`msmu.tl.pca`

Perform Principal Component Analysis (PCA) on the specified modality of the MuData object.

References

Pedregosa, F., Varoquaux, G., Gramfort, A., Michel, V., Thirion, B., Grisel, O., ... & Duchesnay, E. (2011). Scikit-learn: Machine learning in Python. Journal of machine learning research, 12(Oct), 2825-2830.

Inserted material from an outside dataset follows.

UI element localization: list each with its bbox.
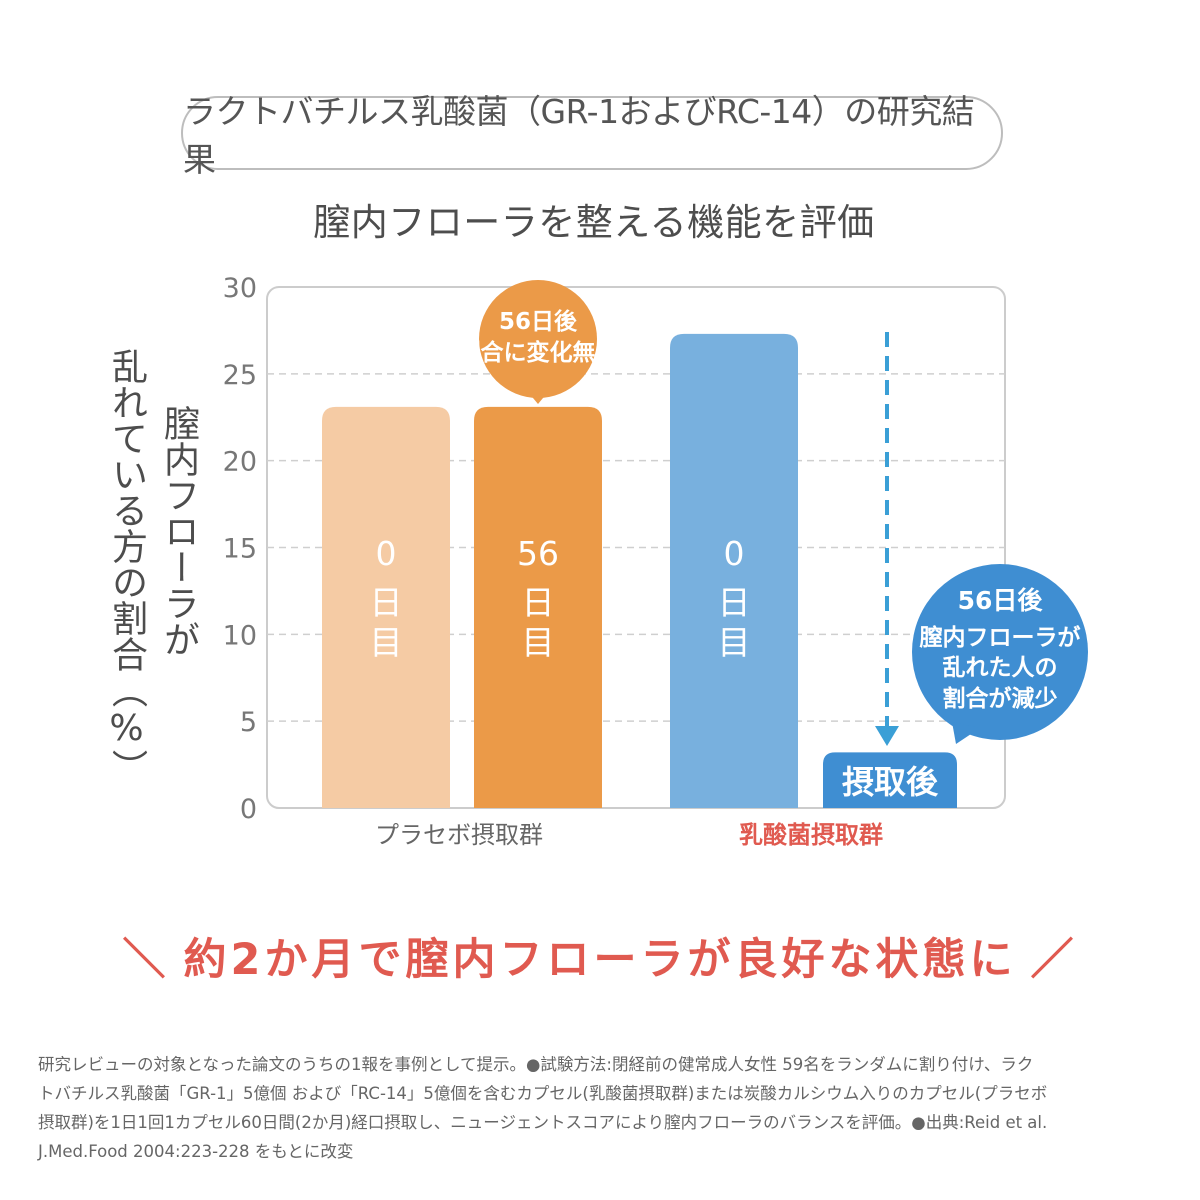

Andrzej M., Waldemar R. (1993). Principal Component Analysis (PCA). Computers & Geosciences, 19(3), 303-342.

Parameters:

Name	Type	Description	Default
`mdata`	`MuData`	MuData object containing the data.	required
`modality`	`str`	The modality to perform PCA on.	required
`layer`	`str \| None`	Layer to use for quantification aggregation. If None, the default layer (.X) will be used. Defaults to "scaled".	`None`
`n_components`	`int \| None`	Number of components to keep. if n_components is not set all components are kept:: `n_components == min(n_samples, n_features)` If `n_components == 'mle'` and `svd_solver == 'full'`, Minka's MLE is used to guess the dimension. Use of `n_components == 'mle'` will interpret `svd_solver == 'auto'` as `svd_solver == 'full'`. If `0 < n_components < 1` and `svd_solver == 'full'`, select the number of components such that the amount of variance that needs to be explained is greater than the percentage specified by n_components. If `svd_solver == 'arpack'`, the number of components must be strictly less than the minimum of n_features and n_samples. Hence, the None case results in: `n_components == min(n_samples, n_features) - 1`	`None`
`svd_solver`	`Literal['auto', 'full', 'arpack', 'randomized']`	"auto": The solver is selected by a default 'auto' policy is based on `X.shape` and `n_components`: if the input data has fewer than 1000 features and more than 10 times as many samples, then the "covariance_eigh" solver is used. Otherwise, if the input data is larger than 500x500 and the number of components to extract is lower than 80% of the smallest dimension of the data, then the more efficient "randomized" method is selected. Otherwise the exact "full" SVD is computed and optionally truncated afterwards. "full" : Run exact full SVD calling the standard LAPACK solver via `scipy.linalg.svd` and select the components by postprocessing "arpack" : Run SVD truncated to `n_components` calling ARPACK solver via `scipy.sparse.linalg.svds`. It requires strictly `0 < n_components < min(X.shape)` "randomized" : Run randomized SVD by the method of Halko et al.	`'auto'`
`random_state`	`int \| None`	Used when the 'arpack' or 'randomized' solvers are used. Pass an int for reproducible results across multiple function calls.	`0`
`key_added`	`str`	Base key used for PCA outputs. Results are stored in: - `.obsm[key_added]` for component scores - `.varm[key_added]` for loadings - `.uns[key_added]` for explained variance metadata Defaults to "X_pca".	`'X_pca'`
`**kwargs`	`Any`	Additional keyword arguments passed to PCA constructor.	`{}`

Returns:

Type	Description
`MuData`	Updated MuData object with PCA results.